Does that make sense? Maybe I'm crazy, but I just had to know how I was made to look like this, exactly like this. Why did I have these features? Why was my face this shape, hair this color, etc? How does hair hold color, and why do people have all different shades? Why was I born in this town and not another? Why did I have these exact parents and not different ones? Did they have a purpose for me, or did I have a purpose for them? Why was I born in this exact era/decade/time? Why did my eyes have pupils, could I see things before I was born, and why couldn't I remember them now...? It literally kept me busy for the entire timeout. These timeouts must not have been too long, but to me it felt like I had been in front of that mirror for hours, asking these same questions about the universe and beyond. I thought if I asked them long enough, stared into my face hard enough, I would get my answers. 

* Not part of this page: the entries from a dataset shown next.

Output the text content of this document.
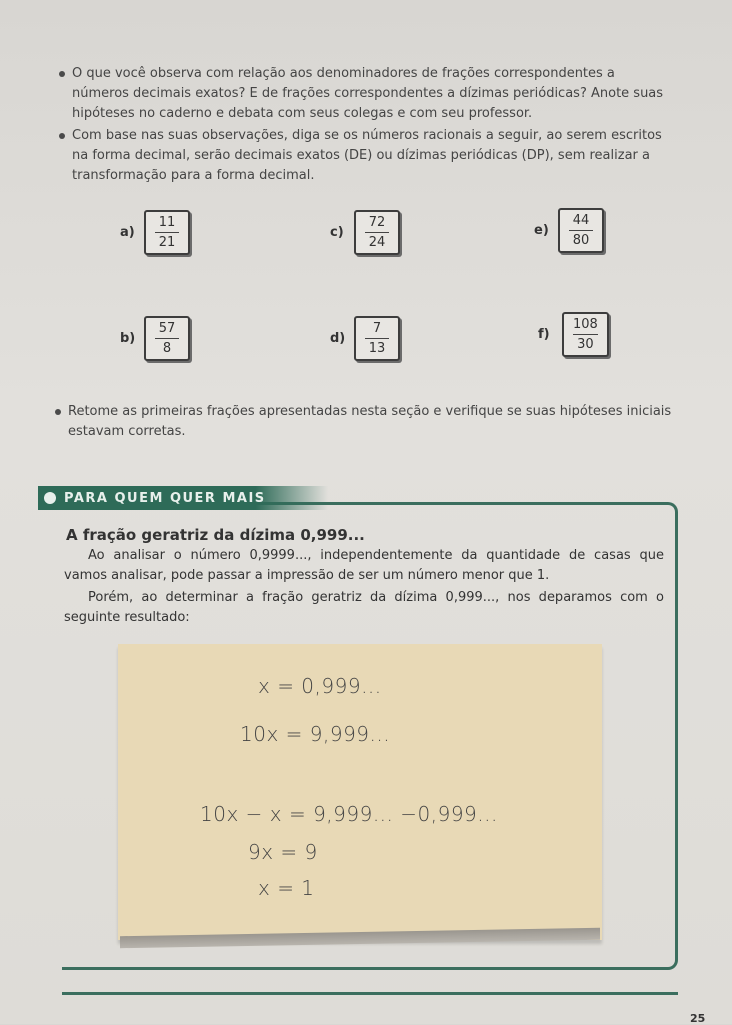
O que você observa com relação aos denominadores de frações correspondentes a números decimais exatos? E de frações correspondentes a dízimas periódicas? Anote suas hipóteses no caderno e debata com seus colegas e com seu professor.
Com base nas suas observações, diga se os números racionais a seguir, ao serem escritos na forma decimal, serão decimais exatos (DE) ou dízimas periódicas (DP), sem realizar a transformação para a forma decimal.
a)
11
21
c)
72
24
e)
44
80
b)
57
8
d)
7
13
f)
108
30
Retome as primeiras frações apresentadas nesta seção e verifique se suas hipóteses iniciais estavam corretas.
PARA QUEM QUER MAIS
A fração geratriz da dízima 0,999...
Ao analisar o número 0,9999..., independentemente da quantidade de casas que vamos analisar, pode passar a impressão de ser um número menor que 1.
Porém, ao determinar a fração geratriz da dízima 0,999..., nos deparamos com o seguinte resultado:
x = 0,999...
10x = 9,999...
10x − x = 9,999... −0,999...
9x = 9
x = 1
25
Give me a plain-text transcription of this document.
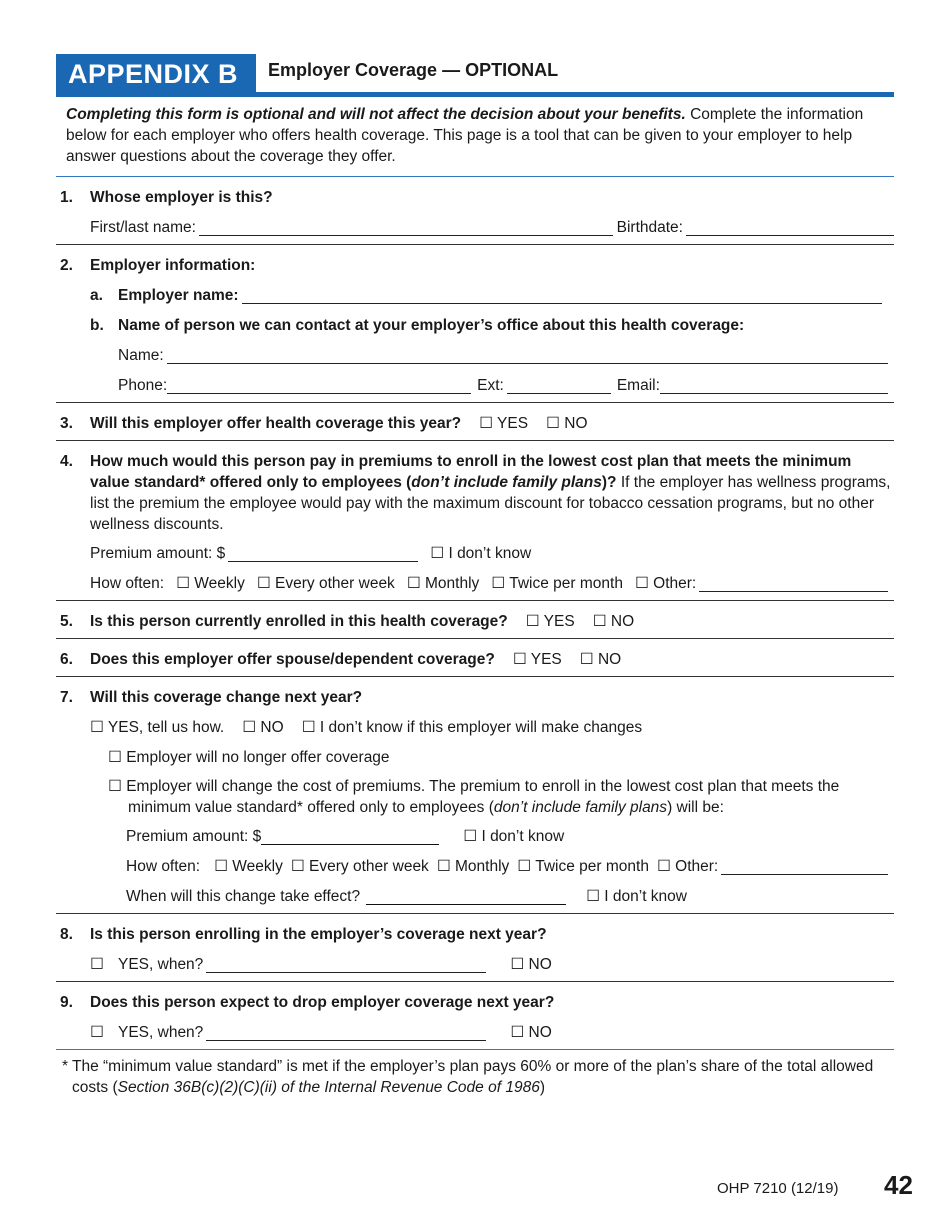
APPENDIX B	Employer Coverage — OPTIONAL
Completing this form is optional and will not affect the decision about your benefits. Complete the information below for each employer who offers health coverage. This page is a tool that can be given to your employer to help answer questions about the coverage they offer.
1.	Whose employer is this?
First/last name:	Birthdate:
2.	Employer information:
a. Employer name:
b. Name of person we can contact at your employer’s office about this health coverage:
Name:
Phone:	Ext:	Email:
3.	Will this employer offer health coverage this year? ☐ YES ☐ NO
4.	How much would this person pay in premiums to enroll in the lowest cost plan that meets the minimum value standard* offered only to employees (don’t include family plans)? If the employer has wellness programs, list the premium the employee would pay with the maximum discount for tobacco cessation programs, but no other wellness discounts.
Premium amount: $	☐ I don’t know
How often: ☐ Weekly ☐ Every other week ☐ Monthly ☐ Twice per month ☐ Other:
5.	Is this person currently enrolled in this health coverage? ☐ YES ☐ NO
6.	Does this employer offer spouse/dependent coverage? ☐ YES ☐ NO
7.	Will this coverage change next year?
☐ YES, tell us how. ☐ NO ☐ I don’t know if this employer will make changes
☐ Employer will no longer offer coverage
☐ Employer will change the cost of premiums. The premium to enroll in the lowest cost plan that meets the minimum value standard* offered only to employees (don’t include family plans) will be:
Premium amount: $	☐ I don’t know
How often: ☐ Weekly ☐ Every other week ☐ Monthly ☐ Twice per month ☐ Other:
When will this change take effect?	☐ I don’t know
8.	Is this person enrolling in the employer’s coverage next year?
☐ YES, when?	☐ NO
9.	Does this person expect to drop employer coverage next year?
☐ YES, when?	☐ NO
* The “minimum value standard” is met if the employer’s plan pays 60% or more of the plan’s share of the total allowed costs (Section 36B(c)(2)(C)(ii) of the Internal Revenue Code of 1986)
OHP 7210 (12/19) 42
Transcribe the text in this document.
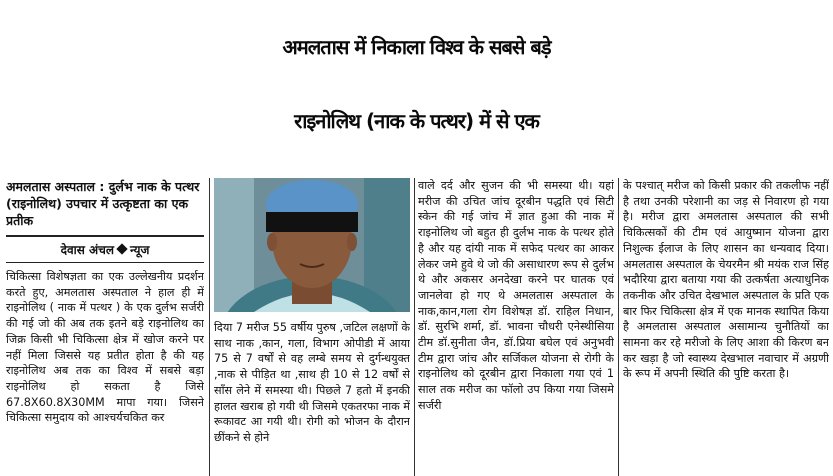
अमलतास में निकाला विश्व के सबसे बड़े
राइनोलिथ (नाक के पत्थर) में से एक
अमलतास अस्पताल : दुर्लभ नाक के पत्थर (राइनोलिथ) उपचार में उत्कृष्टता का एक प्रतीक
देवास अंचल न्यूज
चिकित्सा विशेषज्ञता का एक उल्लेखनीय प्रदर्शन करते हुए, अमलतास अस्पताल ने हाल ही में राइनोलिथ ( नाक में पत्थर ) के एक दुर्लभ सर्जरी की गई जो की अब तक इतने बड़े राइनोलिथ का जिक्र किसी भी चिकित्सा क्षेत्र में खोज करने पर नहीं मिला जिससे यह प्रतीत होता है की यह राइनोलिथ अब तक का विश्व में सबसे बड़ा राइनोलिथ हो सकता है जिसे 67.8X60.8X30MM मापा गया। जिसने चिकित्सा समुदाय को आश्चर्यचकित कर
दिया 7 मरीज 55 वर्षीय पुरुष ,जटिल लक्षणों के साथ नाक ,कान, गला, विभाग ओपीडी में आया 75 से 7 वर्षों से वह लम्बे समय से दुर्गन्धयुक्त ,नाक से पीड़ित था ,साथ ही 10 से 12 वर्षों से साँस लेने में समस्या थी। पिछले 7 हतो में इनकी हालत खराब हो गयी थी जिसमे एकतरफा नाक में रूकावट आ गयी थी। रोगी को भोजन के दौरान छींकने से होने
वाले दर्द और सुजन की भी समस्या थी। यहां मरीज की उचित जांच दूरबीन पद्धति एवं सिटी स्केन की गई जांच में ज्ञात हुआ की नाक में राइनोलिथ जो बहुत ही दुर्लभ नाक के पत्थर होते है और यह दांयी नाक में सफेद पत्थर का आकर लेकर जमे हुवे थे जो की असाधारण रूप से दुर्लभ थे और अकसर अनदेखा करने पर घातक एवं जानलेवा हो गए थे अमलतास अस्पताल के नाक,कान,गला रोग विशेषज्ञ डॉ. राहिल निधान, डॉ. सुरभि शर्मा, डॉ. भावना चौधरी एनेस्थीसिया टीम डॉ.सुनीता जैन, डॉ.प्रिया बघेल एवं अनुभवी टीम द्वारा जांच और सर्जिकल योजना से रोगी के राइनोलिथ को दूरबीन द्वारा निकाला गया एवं 1 साल तक मरीज का फॉलो उप किया गया जिसमे सर्जरी
के पश्चात् मरीज को किसी प्रकार की तकलीफ नहीं है तथा उनकी परेशानी का जड़ से निवारण हो गया है। मरीज द्वारा अमलतास अस्पताल की सभी चिकित्सकों की टीम एवं आयुष्मान योजना द्वारा निशुल्क ईलाज के लिए शासन का धन्यवाद दिया। अमलतास अस्पताल के चेयरमैन श्री मयंक राज सिंह भदौरिया द्वारा बताया गया की उत्कर्षता अत्याधुनिक तकनीक और उचित देखभाल अस्पताल के प्रति एक बार फिर चिकित्सा क्षेत्र में एक मानक स्थापित किया है अमलतास अस्पताल असामान्य चुनौतियों का सामना कर रहे मरीजो के लिए आशा की किरण बन कर खड़ा है जो स्वास्थ्य देखभाल नवाचार में अग्रणी के रूप में अपनी स्थिति की पुष्टि करता है।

Then, a little while later, in grade school, I remember learning all about space and the planets. There it was again, my burning questions about existence. But this time I thought maybe the answers were out there, if I could only venture into space myself to look for them. I would turn over every moon rock. I would travel all the way to Pluto (it's still a planet to me!) and stand on the highest rock on it's surface, peering over the top, on my tip toes, to see into space past it. I would squint into the blackness, shine my flashlight into the abyss, and wave my arms to flag the answers over to me. I was determined to find out about existence and the universe. 

So, I decided to become an astronaut. 

I would plan space missions while on the playground, usually resulting in unique but inconclusive findings. My mission logs were kept in a diary, double locked for confidential reasons. I started to get paranoid. I feared the government would one day raid my room and confiscate all my research. Someone was hiding these answers, I thought. Someone knows this already, I need to find them. They would answer them all for me, every last one. They would get it. 

Over the years, my aspirations to become an astronaut faded, as our childhood careers usually do. I would read science fiction books about space, but I lost the momentum to pursue my questions. But every once in a while I'll come across an article about space that will reignite my questions, and I'll once again feel that childlike excitement I had for space. I'll look up at the moon at night, on my patio holding my cat, and think about them. Maybe they are looking back at me, floating around Earth, just waiting for the right moment to drop down. Some nights I think I can sense them. 

I'll find those answers one day, I just know it.